The campaign plans to follow all state guidelines and public health directives as they are updated, Moffat added, and he is optimistic that Nebraskans for Medical Marijuana can still gather the roughly 125,000 required signatures before the July 2 deadline to qualify for the ballot.

“We’re not halfway yet,” Moffat said. “We have a lot to go, but we’re still very confident that we have a good shot at doing this. Again, it’s been done, and more signatures have been collected in a shorter time period in other campaigns. It’s a huge task, but we still think there’s a very good shot at making it.”

Based on polling, Moffat estimates that roughly 70% of Nebraskans support medical cannabis legalization.

“That’s a very healthy number to have,” he said. “Our main goal is to put it on the ballot, and we feel pretty confident that if it can qualify for the ballot, then we’re going to get this done.”
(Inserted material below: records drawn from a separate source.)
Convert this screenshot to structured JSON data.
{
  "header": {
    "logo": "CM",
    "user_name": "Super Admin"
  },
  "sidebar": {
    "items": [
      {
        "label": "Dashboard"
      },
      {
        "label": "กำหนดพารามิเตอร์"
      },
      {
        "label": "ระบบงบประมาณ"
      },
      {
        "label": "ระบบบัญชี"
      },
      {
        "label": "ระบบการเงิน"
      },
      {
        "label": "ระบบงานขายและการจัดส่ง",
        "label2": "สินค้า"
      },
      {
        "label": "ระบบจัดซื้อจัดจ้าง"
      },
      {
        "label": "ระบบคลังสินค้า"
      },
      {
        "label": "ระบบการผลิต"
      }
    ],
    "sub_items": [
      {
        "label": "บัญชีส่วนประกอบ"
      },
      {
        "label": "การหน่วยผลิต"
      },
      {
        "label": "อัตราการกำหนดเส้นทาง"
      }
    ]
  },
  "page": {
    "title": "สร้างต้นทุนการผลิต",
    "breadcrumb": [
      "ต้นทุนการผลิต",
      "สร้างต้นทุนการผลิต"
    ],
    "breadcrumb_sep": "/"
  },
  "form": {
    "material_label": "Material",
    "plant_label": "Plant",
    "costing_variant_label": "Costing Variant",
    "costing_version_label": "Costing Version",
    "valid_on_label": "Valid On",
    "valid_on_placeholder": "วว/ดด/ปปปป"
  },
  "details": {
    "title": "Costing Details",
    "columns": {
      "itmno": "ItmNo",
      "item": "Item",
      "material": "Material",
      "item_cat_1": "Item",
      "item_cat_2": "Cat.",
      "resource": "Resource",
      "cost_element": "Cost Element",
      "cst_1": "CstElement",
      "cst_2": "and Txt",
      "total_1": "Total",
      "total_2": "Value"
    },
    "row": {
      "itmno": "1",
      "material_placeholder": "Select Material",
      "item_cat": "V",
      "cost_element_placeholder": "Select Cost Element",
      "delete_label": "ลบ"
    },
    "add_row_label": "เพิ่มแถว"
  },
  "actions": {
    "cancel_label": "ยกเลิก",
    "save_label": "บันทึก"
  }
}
The initiative itself is a constitutional amendment that broadly establishes the right for patients who have approval from their doctors to access medical cannabis. It authorizes the legislature to establish a regulated system to produce and distribute medical cannabis products to patients, but does not provide any detail into how that system will work.
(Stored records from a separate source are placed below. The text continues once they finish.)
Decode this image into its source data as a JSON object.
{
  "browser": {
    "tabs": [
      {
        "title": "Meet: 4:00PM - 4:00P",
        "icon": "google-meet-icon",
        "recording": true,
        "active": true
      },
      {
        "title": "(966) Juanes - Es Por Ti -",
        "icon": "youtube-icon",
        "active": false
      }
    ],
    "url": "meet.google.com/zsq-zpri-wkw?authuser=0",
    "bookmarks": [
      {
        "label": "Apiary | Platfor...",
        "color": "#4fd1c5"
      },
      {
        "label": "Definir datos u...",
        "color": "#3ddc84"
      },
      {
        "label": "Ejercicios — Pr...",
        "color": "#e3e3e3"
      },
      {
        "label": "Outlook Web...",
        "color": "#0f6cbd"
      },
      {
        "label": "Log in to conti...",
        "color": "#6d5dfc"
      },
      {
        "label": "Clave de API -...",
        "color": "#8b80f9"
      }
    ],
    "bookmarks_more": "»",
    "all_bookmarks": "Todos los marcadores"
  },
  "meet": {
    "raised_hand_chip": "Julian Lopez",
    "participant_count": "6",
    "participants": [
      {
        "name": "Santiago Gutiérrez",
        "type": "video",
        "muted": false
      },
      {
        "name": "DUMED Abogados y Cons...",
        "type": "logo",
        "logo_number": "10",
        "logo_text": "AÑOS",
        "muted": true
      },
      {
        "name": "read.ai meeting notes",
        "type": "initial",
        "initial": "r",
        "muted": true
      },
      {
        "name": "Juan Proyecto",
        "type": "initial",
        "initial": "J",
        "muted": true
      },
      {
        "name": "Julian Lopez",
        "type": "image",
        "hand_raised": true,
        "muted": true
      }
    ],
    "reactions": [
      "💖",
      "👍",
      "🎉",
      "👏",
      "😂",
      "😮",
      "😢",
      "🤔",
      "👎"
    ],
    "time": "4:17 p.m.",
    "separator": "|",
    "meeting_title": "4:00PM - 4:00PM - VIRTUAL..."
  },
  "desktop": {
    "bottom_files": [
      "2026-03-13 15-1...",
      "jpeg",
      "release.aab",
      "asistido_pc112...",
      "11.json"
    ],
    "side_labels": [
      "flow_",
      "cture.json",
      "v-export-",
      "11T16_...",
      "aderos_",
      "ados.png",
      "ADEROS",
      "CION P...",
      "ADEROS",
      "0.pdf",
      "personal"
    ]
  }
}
“There will need to be legislative implementation that goes along with this, [and] it’s hard to say what that’s going to look like,” Moffat said. “I think if we succeed in qualifying, then you’re going to start to see more legislators take a position on how they want this to look.”

The campaign formed in the first place, he added, because the Nebraska Legislature has largely been unwilling to pass a medical cannabis law, despite strong public support.

“We know we have some opponents in the legislature and certainly in the governor’s office—he’s one of the most vocal opponents of what we’re doing,” Moffat said. “But at the same time, if it’s a constitutional right, it has to be implemented in some way. That right has to be respected, which is why the committee is pursuing a constitutional initiative as opposed to a statutory one.”

For right now, the campaign is laser focused on qualifying for the ballot, and Moffat said circulators have been reporting strong support from the public.

“We’re hearing mostly positive feedback from the circulators—people are happy to sign and they’re coming up to them—so it seems like things are going well,” he said. “It’s all about the signature drive until July.”